Where: Rashid Auditorium (4401) Gates & Hillman Centers
Ivan Sutherland
SCS Distinguished Lecture
Abstract: This talk describes a radically different architecture for computing called Fleet. Fleet
accepts the limitations to computing imposed by physics: moving data costs more
energy, more delay, and more chip area than the arithmetic and logical operations
ordinarily called "computing." Fleet puts the programmer firmly in charge of the most
costly resource: communication. Fleet treats arithmetic and logical operations as side
effects of where the programmer sends data.
Fleet achieves high performance through fine grain concurrency. Everything Fleet does
is concurrent at the lowest level; programmers who wish sequential behavior must
program it explicitly. Fleet presents a stark contrast to today's multi-core machines in
which programmers seek concurrency in an inherently sequential environment.

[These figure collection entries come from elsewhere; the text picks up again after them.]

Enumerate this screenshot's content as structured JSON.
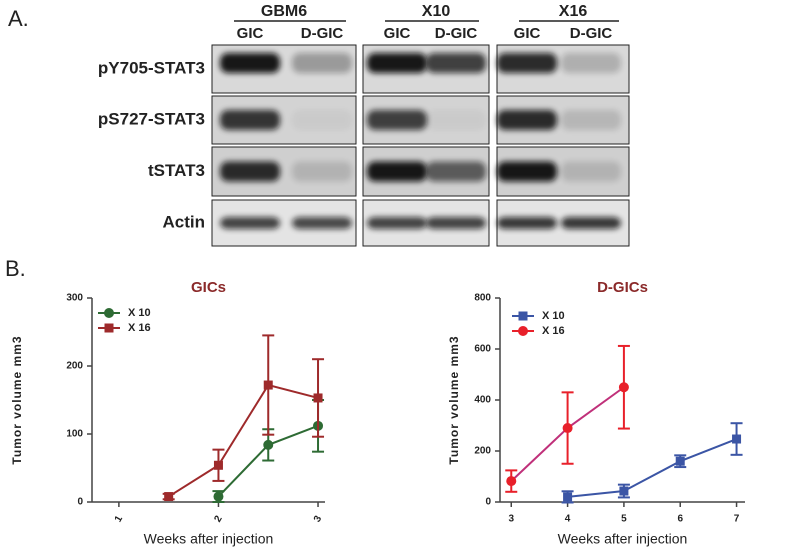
{
  "blot": {
    "panel": "A.",
    "groups": [
      {
        "name": "GBM6",
        "lanes": [
          "GIC",
          "D-GIC"
        ]
      },
      {
        "name": "X10",
        "lanes": [
          "GIC",
          "D-GIC"
        ]
      },
      {
        "name": "X16",
        "lanes": [
          "GIC",
          "D-GIC"
        ]
      }
    ],
    "rows": [
      "pY705-STAT3",
      "pS727-STAT3",
      "tSTAT3",
      "Actin"
    ]
  },
  "panel_b": "B.",
  "chart_data": [
    {
      "type": "line",
      "title": "GICs",
      "x_label": "Weeks after injection",
      "y_label": "Tumor volume mm3",
      "x": [
        1.5,
        2,
        2.5,
        3
      ],
      "series": [
        {
          "name": "X 10",
          "color": "#2e6b34",
          "marker": "circle",
          "values": [
            null,
            8,
            84,
            112
          ],
          "errors": [
            null,
            8,
            23,
            38
          ]
        },
        {
          "name": "X 16",
          "color": "#9e2a2b",
          "marker": "square",
          "values": [
            8,
            54,
            172,
            153
          ],
          "errors": [
            4,
            23,
            73,
            57
          ]
        }
      ],
      "xlim": [
        0.73,
        3.07
      ],
      "xticks": [
        1,
        2,
        3
      ],
      "ylim": [
        0,
        300
      ],
      "yticks": [
        0,
        100,
        200,
        300
      ],
      "grid": false,
      "legend": "upper left"
    },
    {
      "type": "line",
      "title": "D-GICs",
      "x_label": "Weeks after injection",
      "y_label": "Tumor volume mm3",
      "x": [
        3,
        4,
        5,
        6,
        7
      ],
      "series": [
        {
          "name": "X 10",
          "color": "#3b55a5",
          "marker": "square",
          "values": [
            null,
            20,
            43,
            160,
            247
          ],
          "errors": [
            null,
            22,
            25,
            23,
            62
          ]
        },
        {
          "name": "X 16",
          "color": "#e8202a",
          "line_color": "#c0307a",
          "marker": "circle",
          "values": [
            82,
            290,
            450,
            null,
            null
          ],
          "errors": [
            42,
            140,
            162,
            null,
            null
          ]
        }
      ],
      "xlim": [
        2.8,
        7.15
      ],
      "xticks": [
        3,
        4,
        5,
        6,
        7
      ],
      "ylim": [
        0,
        800
      ],
      "yticks": [
        0,
        200,
        400,
        600,
        800
      ],
      "grid": false,
      "legend": "upper left"
    }
  ]
}
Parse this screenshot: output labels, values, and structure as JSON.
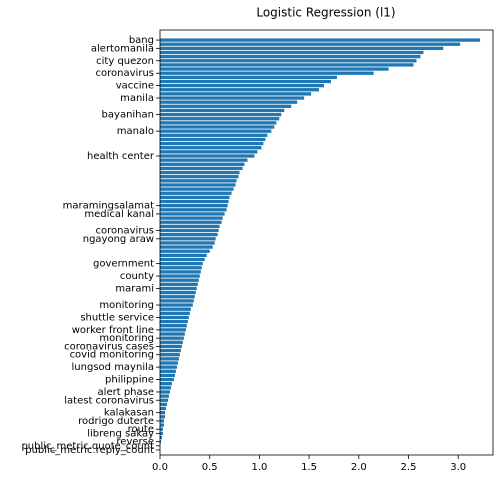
{
  "chart_data": {
    "type": "barh",
    "title": "Logistic Regression (l1)",
    "color": "#1f77b4",
    "categories": [
      "bang",
      null,
      "alertomanila",
      null,
      null,
      "city quezon",
      null,
      null,
      "coronavirus",
      null,
      null,
      "vaccine",
      null,
      null,
      "manila",
      null,
      null,
      null,
      "bayanihan",
      null,
      null,
      null,
      "manalo",
      null,
      null,
      null,
      null,
      null,
      "health center",
      null,
      null,
      null,
      null,
      null,
      null,
      null,
      null,
      null,
      null,
      null,
      "maramingsalamat",
      null,
      "medical kanal",
      null,
      null,
      null,
      "coronavirus",
      null,
      "ngayong araw",
      null,
      null,
      null,
      null,
      null,
      "government",
      null,
      null,
      "county",
      null,
      null,
      "marami",
      null,
      null,
      null,
      "monitoring",
      null,
      null,
      "shuttle service",
      null,
      null,
      "worker front line",
      null,
      "monitoring",
      null,
      "coronavirus cases",
      null,
      "covid monitoring",
      null,
      null,
      "lungsod maynila",
      null,
      null,
      "philippine",
      null,
      null,
      "alert phase",
      null,
      "latest coronavirus",
      null,
      null,
      "kalakasan",
      null,
      "rodrigo duterte",
      null,
      "route",
      "libreng sakay",
      null,
      "reverse",
      "public_metric.quote_count",
      "public_metric.reply_count"
    ],
    "values": [
      3.22,
      3.02,
      2.85,
      2.65,
      2.62,
      2.58,
      2.55,
      2.3,
      2.15,
      1.78,
      1.72,
      1.65,
      1.6,
      1.52,
      1.45,
      1.38,
      1.32,
      1.25,
      1.22,
      1.2,
      1.17,
      1.15,
      1.12,
      1.08,
      1.06,
      1.04,
      1.02,
      0.98,
      0.95,
      0.88,
      0.85,
      0.83,
      0.8,
      0.79,
      0.77,
      0.76,
      0.74,
      0.72,
      0.7,
      0.69,
      0.68,
      0.67,
      0.65,
      0.63,
      0.62,
      0.6,
      0.59,
      0.58,
      0.56,
      0.55,
      0.53,
      0.5,
      0.47,
      0.45,
      0.43,
      0.42,
      0.41,
      0.4,
      0.39,
      0.38,
      0.37,
      0.36,
      0.35,
      0.34,
      0.33,
      0.31,
      0.3,
      0.29,
      0.28,
      0.27,
      0.26,
      0.25,
      0.24,
      0.23,
      0.22,
      0.21,
      0.2,
      0.19,
      0.18,
      0.17,
      0.16,
      0.15,
      0.14,
      0.12,
      0.11,
      0.1,
      0.09,
      0.08,
      0.07,
      0.06,
      0.05,
      0.05,
      0.04,
      0.04,
      0.03,
      0.03,
      0.02,
      0.01,
      0.0,
      0.0
    ],
    "xlim": [
      0,
      3.35
    ],
    "xticks": [
      {
        "value": 0,
        "label": "0.0"
      },
      {
        "value": 0.5,
        "label": "0.5"
      },
      {
        "value": 1,
        "label": "1.0"
      },
      {
        "value": 1.5,
        "label": "1.5"
      },
      {
        "value": 2,
        "label": "2.0"
      },
      {
        "value": 2.5,
        "label": "2.5"
      },
      {
        "value": 3,
        "label": "3.0"
      }
    ]
  }
}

The Fleet architecture uses a uniform switch fabric to simplify chip design. A few
thousand identical copies of a configurable interface will connect a thousand or so
repetitions of basic arithmetic, logical, input-output, and storage units to the switch fabric.
The uniform switch fabric and the identical configurable interfaces will simplify many of
the hard parts of designing the computing elements themselves.
Both software and FPGA simulators of a Fleet system are available at UC Berkeley.
Berkeley students have written a variety of Fleet programs; their work helped to define
what the configurable interface between computing and communication must do. A
simple compiler configures both source and destination to provide flow-controlled
communication. We expect work on a higher-level language for Fleet to appear soon as
a Berkeley PhD dissertation.
Last year we built a 90 nanometer TSMC test chip, called Infinity, at Sun Microsystems.
Infinity demonstrated the switch fabric running at about 4 GHz. We now have a new test
chip, called Marina, also in 90-nanometer TSMC sponsored by Sun. Marina shows
correct operation of the configurable switch fabric interface. Together Infinity and Marina
give us confidence to build a complete Fleet. We seek participation from sponsors,
computer scientists, and hardware designers.
Joint work with Adam Megacz (Berkeley)
Ivan Sutherland is a Visiting Scientist at Portland State University where he and Marly
Roncken have recently established the Asynchronous Research Center (ARC). The
ARC occupies both physical and intellectual space half way between the Computer
Science (CS) and Electrical and Computer Engineering (ECE) departments at the
university. The ARC seeks to free designers from the tyranny of the clock by developing
better tools and teaching methods for design of self-timed systems. Prior to moving to
Portland, Ivan spent 25 years as a Fellow at Sun Microsystems. A 1959 graduate of
Carnegie Tech, Ivan got his PhD at MIT in 1963 and has taught at Harvard, The
University of Utah, and Caltech. Ivan is a member of the National Academy of
Engineering and the National Academy of Sciences.